China Stocks Have Best Start to Year Since 2006By
MSCI China gauge rebounds after sinking in previous quarter
Gauge is most expensive in six years as volatility ebbs
What a difference a quarter makes.
The MSCI China Index’s 14 percent jump this year is its strongest start since 2006, and one of its best performances versus world equities since the global financial crisis. Traders are now willing to pay the most in six years for the gauge as the yuan stabilizes and concerns ease over global trade -- risks that helped the measure sink 7.1 percent in the previous three months.
With calm returning to the market -- even as some Hong Kong-listed stocks endure wild trading -- and a steady flow from mainland buyers supporting valuations, Axa Framlington Asia’s Mark Tinker says international investors will soon flip the switch on Chinese equities too. Overseas funds have so far been reluctant, yanking some $2 billion from exchange-traded funds tracking the shares. Tinker says increasing evidence that the rally isn’t just another false start will restore confidence.

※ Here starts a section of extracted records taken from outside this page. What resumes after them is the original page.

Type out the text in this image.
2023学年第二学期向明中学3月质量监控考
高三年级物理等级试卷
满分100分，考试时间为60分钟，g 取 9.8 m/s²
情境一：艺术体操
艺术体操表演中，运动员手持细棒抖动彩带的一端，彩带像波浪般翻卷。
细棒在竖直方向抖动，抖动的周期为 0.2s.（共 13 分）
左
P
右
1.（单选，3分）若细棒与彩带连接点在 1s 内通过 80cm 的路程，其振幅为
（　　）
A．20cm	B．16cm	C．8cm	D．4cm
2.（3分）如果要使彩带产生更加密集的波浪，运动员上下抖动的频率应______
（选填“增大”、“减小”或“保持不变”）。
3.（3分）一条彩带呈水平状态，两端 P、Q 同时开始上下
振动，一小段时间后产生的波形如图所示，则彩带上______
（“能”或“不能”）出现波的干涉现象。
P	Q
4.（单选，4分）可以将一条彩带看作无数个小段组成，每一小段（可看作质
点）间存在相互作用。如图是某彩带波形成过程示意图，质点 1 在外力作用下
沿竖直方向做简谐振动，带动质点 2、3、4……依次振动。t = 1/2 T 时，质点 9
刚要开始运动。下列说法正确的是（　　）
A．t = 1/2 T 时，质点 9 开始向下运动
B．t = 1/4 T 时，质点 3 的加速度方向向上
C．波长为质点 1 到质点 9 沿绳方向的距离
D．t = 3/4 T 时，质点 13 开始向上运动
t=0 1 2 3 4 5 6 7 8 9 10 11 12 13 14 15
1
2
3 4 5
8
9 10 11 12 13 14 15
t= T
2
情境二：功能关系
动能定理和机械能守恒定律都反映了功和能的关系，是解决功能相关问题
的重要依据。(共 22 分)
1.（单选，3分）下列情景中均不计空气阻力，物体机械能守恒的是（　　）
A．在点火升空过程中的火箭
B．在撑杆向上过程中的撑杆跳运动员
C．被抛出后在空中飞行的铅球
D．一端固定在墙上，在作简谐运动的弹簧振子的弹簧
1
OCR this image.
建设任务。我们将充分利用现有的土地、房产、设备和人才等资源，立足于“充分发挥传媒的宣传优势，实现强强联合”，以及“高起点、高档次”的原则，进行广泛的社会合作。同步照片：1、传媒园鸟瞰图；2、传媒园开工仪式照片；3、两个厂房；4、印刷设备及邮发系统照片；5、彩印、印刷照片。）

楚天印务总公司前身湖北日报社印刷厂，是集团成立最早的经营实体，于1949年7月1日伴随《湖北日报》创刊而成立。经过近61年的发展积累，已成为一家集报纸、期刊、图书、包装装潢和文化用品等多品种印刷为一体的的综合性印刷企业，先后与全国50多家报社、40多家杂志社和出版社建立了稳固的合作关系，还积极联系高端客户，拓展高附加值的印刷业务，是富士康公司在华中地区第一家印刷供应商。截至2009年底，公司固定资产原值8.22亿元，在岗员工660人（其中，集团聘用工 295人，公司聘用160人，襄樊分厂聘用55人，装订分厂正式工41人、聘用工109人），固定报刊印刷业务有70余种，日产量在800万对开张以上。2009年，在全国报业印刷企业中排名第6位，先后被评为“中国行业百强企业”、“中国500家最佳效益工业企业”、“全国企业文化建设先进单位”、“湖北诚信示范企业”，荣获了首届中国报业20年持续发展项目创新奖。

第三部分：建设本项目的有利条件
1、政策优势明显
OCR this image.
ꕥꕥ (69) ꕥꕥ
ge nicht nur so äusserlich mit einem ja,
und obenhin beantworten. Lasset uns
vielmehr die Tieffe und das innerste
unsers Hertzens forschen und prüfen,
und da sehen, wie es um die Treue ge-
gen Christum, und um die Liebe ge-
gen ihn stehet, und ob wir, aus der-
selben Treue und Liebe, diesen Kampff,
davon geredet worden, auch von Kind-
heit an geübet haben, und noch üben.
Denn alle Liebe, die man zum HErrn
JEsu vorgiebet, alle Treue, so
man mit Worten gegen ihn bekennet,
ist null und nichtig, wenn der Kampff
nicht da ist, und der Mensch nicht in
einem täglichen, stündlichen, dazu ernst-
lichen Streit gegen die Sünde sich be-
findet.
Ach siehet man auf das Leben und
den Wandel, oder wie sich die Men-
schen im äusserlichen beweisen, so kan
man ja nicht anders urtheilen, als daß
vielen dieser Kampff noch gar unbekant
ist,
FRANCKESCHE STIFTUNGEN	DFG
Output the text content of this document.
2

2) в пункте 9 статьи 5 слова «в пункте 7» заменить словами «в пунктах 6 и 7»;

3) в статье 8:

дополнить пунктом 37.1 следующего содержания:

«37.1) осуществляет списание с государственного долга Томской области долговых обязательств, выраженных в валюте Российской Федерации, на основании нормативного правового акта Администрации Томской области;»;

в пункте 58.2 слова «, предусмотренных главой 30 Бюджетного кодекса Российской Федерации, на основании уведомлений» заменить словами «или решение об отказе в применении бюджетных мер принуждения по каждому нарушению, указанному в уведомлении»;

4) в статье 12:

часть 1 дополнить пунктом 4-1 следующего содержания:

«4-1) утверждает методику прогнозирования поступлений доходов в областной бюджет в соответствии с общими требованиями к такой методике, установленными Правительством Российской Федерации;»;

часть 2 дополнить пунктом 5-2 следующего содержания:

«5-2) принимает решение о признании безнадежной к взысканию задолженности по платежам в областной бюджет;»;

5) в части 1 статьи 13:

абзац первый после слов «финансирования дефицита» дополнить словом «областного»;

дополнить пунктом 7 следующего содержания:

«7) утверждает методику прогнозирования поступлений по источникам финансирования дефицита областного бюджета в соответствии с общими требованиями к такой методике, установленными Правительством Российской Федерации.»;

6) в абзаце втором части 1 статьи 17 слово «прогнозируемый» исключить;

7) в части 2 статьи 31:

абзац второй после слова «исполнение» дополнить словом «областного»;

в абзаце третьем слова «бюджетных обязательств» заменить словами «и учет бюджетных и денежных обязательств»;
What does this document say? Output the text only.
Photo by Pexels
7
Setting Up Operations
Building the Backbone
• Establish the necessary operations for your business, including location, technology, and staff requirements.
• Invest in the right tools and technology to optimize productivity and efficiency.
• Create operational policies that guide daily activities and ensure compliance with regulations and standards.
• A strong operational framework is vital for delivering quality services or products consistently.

“There’s stability and corporate fundamentals are good,” said Tinker, head of Axa Framlington in Hong Kong. “This rally is playing out in a non-hysterical way. If you’re a global investor holding expensive U.S. stocks and fearing political risk in Europe, you do start to wonder, why not own China? Nobody’s thinking that the economy or the currency are going to collapse anymore.”
Better-than-expected data and signs that declines in foreign-currency reserves are easing have improved sentiment toward China’s economy this year. U.S. Secretary of State Rex Tillerson’s Beijing visit this month reassured investors that America won’t immediately punish China over its trade practices, a sign that Washington’s new administration may soften its tone on foreign policy.
The gains have captivated investors from the mainland, who’ve sent $14.4 billion into the Hong Kong stock market through cross-border trading links as capital controls make H shares one of the few offshore investments permitted by the government. With a weak currency driving mainland investors away from yuan-denominated assets, the daily average of net purchases of shares traded in the city via the Shanghai stock link is up 11 percent from 2016.
“The stock connect is one way to get a little bit of so-called overseas exposure,” said Ayaz Ebrahim, the Hong Kong-based head of Asia-Pacific asset allocation at JPMorgan Asset Management, which owns more Chinese stocks than represented in global benchmarks. The MSCI China Index is still cheap “as long as there’s economic stability,” he said.
The stock gauge trades at about 12 times its members’ expected earnings for the next year, or 11 percent more expensive than at the end of 2016. Though the discount has narrowed, that’s still 22 percent lower than the multiple for the MSCI All-Country World Index.
Last week’s collapse and suspension of Huishan Dairy Holdings Co.’s shares was a reminder why Hong Kong-listed equities command some of the lowest valuations among the world’s largest markets. While Huishan makes up just 0.1 percent of the MSCI China Index, such violent swings and the city’s record of long trading halts have kept international investors at bay.
“It’s one of those things where if it hits a stock you don’t own, you breathe a sigh of relief,” said Tony Hann, the head of equities at London-based Blackfriars Asset Management Ltd. “Investors like us are certainly not blasé about it. Fortunately, the weighting of Huishan shares wasn’t significant enough.”
Broader sentiment toward China is improving. Fewer global investors count a major devaluation of the yuan or a trade war as their biggest risks, according to a Bank of America Corp. fund-manager survey in March. While there’s been some rotation into emerging markets and out of the U.S., investors are still hoarding about 4.8 percent of their portfolios in cash, the survey showed.
Sherwood Zhang, a money manager at Matthews Asia in San Francisco, is among those waiting for a dip to buy more stocks in the MSCI China Index. Tighter monetary policy in China or aggressive U.S. protectionism could cut the rally short, according to Zhang, who is bullish on the gauge in the longer term.
“Volatility is rarely absent from the Chinese stock market,” said Zhang, whose firm oversees about $26 billion. “A healthy selloff would present a good opportunity for us because the market has gone up a lot. Sentiment has improved and even international investors, though still negative, are less worried.”